There aren’t many things that can out-camp a Jacobean tragedy, but an ‘80s soap opera is one of them. Here, somewhat gloriously, director Amy Hodge has given Thomas Middleton’s seventeenth-century-drama ‘Woman Beware Women’ a ‘Dynasty’-style makeover.
It absolutely makes sense: both are ultimately about the petty machinations of the idle rich, and Hodge’s glossy take feels more justifiable than treating Middleton’s manifestly overwrought tale with total seriousness. She also has the sensitivity to not make it entirely silly: the story does ultimately pivot on the Duke of Florence’s (Simon Kunz) rape of Thalissa Teixeira’s Bianca (depicted in an abstract and unexplicit fashion) and their subsequent relationship. This is the darkest bit of the story and it’s dealt with respectfully – Bianca’s disillusionment and morbid acceptance that a relationship with her rapist is the best way to survive in this cynical society feels resonant with many of the recent Harvey Weinstein testimonies.

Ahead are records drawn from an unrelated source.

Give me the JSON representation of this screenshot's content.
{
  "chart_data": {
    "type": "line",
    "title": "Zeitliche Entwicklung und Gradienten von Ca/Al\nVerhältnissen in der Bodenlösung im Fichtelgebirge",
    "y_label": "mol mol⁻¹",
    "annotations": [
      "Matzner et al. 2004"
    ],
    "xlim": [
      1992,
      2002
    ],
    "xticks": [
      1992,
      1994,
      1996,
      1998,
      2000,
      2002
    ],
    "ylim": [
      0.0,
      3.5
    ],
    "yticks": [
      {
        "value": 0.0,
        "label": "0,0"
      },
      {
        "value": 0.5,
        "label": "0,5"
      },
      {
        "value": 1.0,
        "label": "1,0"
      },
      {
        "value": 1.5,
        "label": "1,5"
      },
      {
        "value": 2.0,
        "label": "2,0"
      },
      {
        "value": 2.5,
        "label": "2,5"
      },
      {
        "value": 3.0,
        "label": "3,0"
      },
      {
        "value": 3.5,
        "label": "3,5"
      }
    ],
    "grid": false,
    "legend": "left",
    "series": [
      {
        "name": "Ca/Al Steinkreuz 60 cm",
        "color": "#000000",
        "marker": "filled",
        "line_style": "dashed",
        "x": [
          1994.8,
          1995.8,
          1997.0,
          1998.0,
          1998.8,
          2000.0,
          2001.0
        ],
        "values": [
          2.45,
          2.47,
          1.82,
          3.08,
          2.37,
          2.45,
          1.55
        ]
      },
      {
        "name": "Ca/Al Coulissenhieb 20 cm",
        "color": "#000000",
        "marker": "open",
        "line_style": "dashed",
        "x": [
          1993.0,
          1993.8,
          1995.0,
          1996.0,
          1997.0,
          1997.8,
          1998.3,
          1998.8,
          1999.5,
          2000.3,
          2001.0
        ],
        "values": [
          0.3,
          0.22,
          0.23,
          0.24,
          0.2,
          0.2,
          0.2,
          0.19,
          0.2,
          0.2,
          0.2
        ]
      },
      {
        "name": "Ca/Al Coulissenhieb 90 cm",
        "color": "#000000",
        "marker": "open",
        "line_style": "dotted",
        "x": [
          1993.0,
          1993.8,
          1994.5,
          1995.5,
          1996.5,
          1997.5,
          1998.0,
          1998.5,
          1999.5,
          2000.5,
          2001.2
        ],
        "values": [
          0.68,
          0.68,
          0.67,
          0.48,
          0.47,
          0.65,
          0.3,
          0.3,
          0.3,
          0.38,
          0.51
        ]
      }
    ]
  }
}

For the most part, though, it sees the funny side, with cheerily scenery-chewing performances across the board, fabulously kitschy costumes and – in an agreeably on-the-nose flourish – a set from Joanna Scotcher that centres on a very familiar-looking gold lift. A husky-voiced, gilt-trousered Tara Fitzgerald is particularly wonderful as the ludicrously conniving Livia – clearly this show’s Alexis Carrington. While Gloria Onitiri‘s barkingly self-assured, Lionel Richie-permed Guardiano and Olivia Vinall’s briefly innocent ingenue Isabella are also particularly good fun.
Like the great soaps, the problem is how to end it. If you’re familiar with the concept of Jacobean tragedy than it’s hardly a spoiler to tell you that basically everybody dies. But this doesn’t really suit the lighter tone Hodge has established, and while ending things in a welter of hyper-stylised campy gore might have been a way to get away with it, that’s not the case – everyone just sort of kills everybody else within a couple of minutes in a sequence too silly to feel tragic, but it’s not milked for enough laughs to feel like a wilful gesture of absurdity. This is an audacious take on ‘Women Beware Women’, but it loses its nerve at the end, and the final bloodbath feels weirdly anticlimactic.